News / Nasional
Kamis, 30 Juli 2026 | 11:52 WIB
Anggota Komisi II DPR RI dari Fraksi PDIP, Deddy Sitorus dalam rapat kerja. [Bidik layar]
Baca 10 detik
  • Anggota Komisi II DPR RI Deddy Sitorus diduga mengusir dan mengejek jurnalis saat hendak meliput rapat, Kamis (30/7/2026).
  • Komisi II DPR RI menggelar rapat masa reses bersama Kemendagri dan kepala daerah untuk mengevaluasi skema keuangan daerah.
  • Rapat tersebut difokuskan pada kebijakan Transfer Keuangan Daerah guna menjaga stabilitas fiskal dan mengatasi beban anggaran PPPK.

Suara.com - Anggota Komisi II DPR RI Deddy Sitorus diduga melecehkan rombongan jurnalis yang hendak meliput rapat dengar pendapat antara komisi itu dengan Kementerian Dalam Negeri, Kamis (30/7/2026).

Deddy mengusir wartawan yang berada di pinggiran ruangan untuk meliput, dan menyebut mereka "seperti rombongan sirkus."

"Jangan di sini, seperti sirkus saja, tolong ke atas semuanya," kata Deddy.

Kontan saja pengusiran serta ejekan tersebut membuat jurnalis kesal, dan mencoba mempertanyakan alasan Deddy berbuat hal tersebut.

Hari ini, Komisi II DPR memang masih menggelar rapat meski dalam masa reses. Ketua Komisi II Rifqinizamy Karsayuda mengatakan, agenda rapat kali ini adalah memanggil Kementerian Dalam Negeri (Kemendagri) serta para kepala daerah dari seluruh Indonesia.

Pertemuan krusial ini diagendakan untuk membedah ulang skema keuangan daerah yang dinilai perlu segera dievaluasi, terutama terkait nasib Pegawai Pemerintah dengan Perjanjian Kerja (PPPK) yang anggarannya mulai membebani daerah.

Dia menegaskan, langkah ini telah mendapatkan restu dari pimpinan DPR RI. Urgensi dari rapat ini adalah untuk memastikan bahwa stabilitas fiskal di tingkat daerah tetap terjaga, meskipun kondisi ekonomi global sedang memberikan tekanan yang cukup hebat terhadap kas negara maupun daerah.

"Kami atas arahan serta persetujuan pimpinan DPR, pada masa reses ini memang mengadakan RDP dan RDPU dengan Mendagri Tito Karnavian serta kepala daerah seluruh Indonesia," kata dia.

Fokus pertama yang akan dibahas dalam Rapat Dengar Pendapat (RDP) dan Rapat Dengar Pendapat Umum (RDPU) tersebut adalah mengenai kebijakan Transfer Keuangan Daerah (TKD).

Baca Juga: Surat Terbuka untuk Ketua DPR: Jangankan Ngopi, ASN Guru Mau Liburan Saja Serba Salah!

Menurut Rifqinizamy, tidak semua daerah memiliki kemampuan finansial yang sama.
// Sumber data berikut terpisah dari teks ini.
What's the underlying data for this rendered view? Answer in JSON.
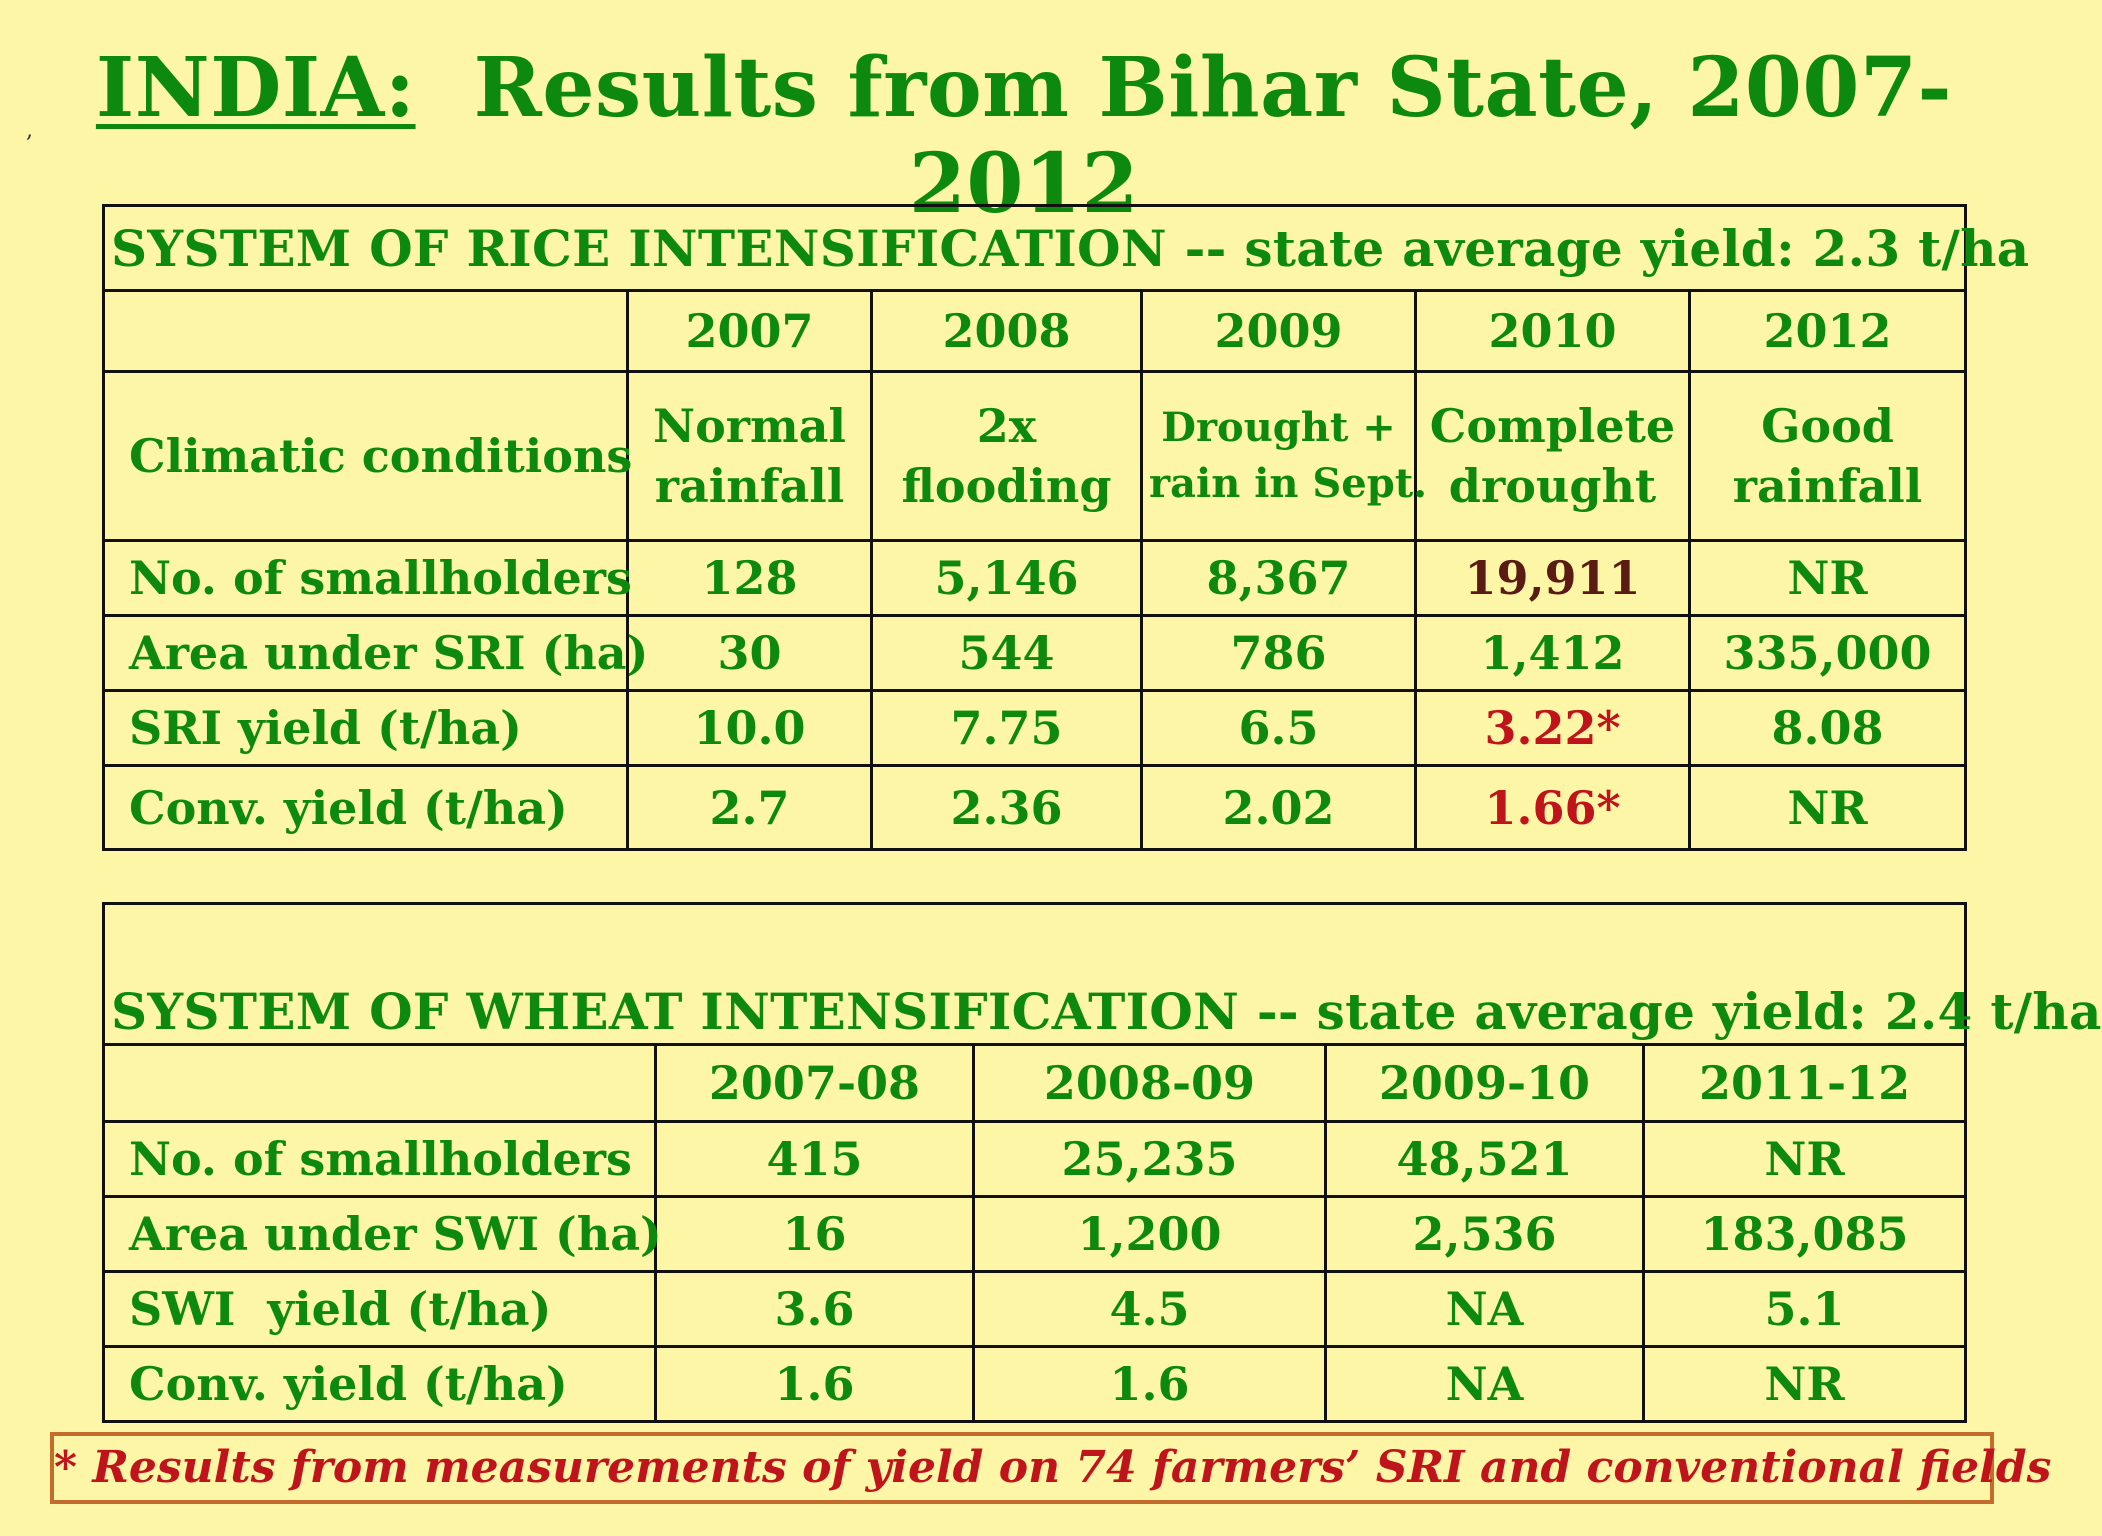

Oleh karena itu, diperlukan pemetaan atau klasterisasi yang lebih detail untuk menentukan daerah mana yang berhak mendapatkan kelonggaran atau relaksasi kebijakan.

Pemerintah pusat melalui Kemendagri diharapkan mampu memberikan formula yang adil, sehingga daerah-daerah yang memiliki ketergantungan tinggi terhadap pusat tidak mengalami kelumpuhan dalam menjalankan roda pemerintahan.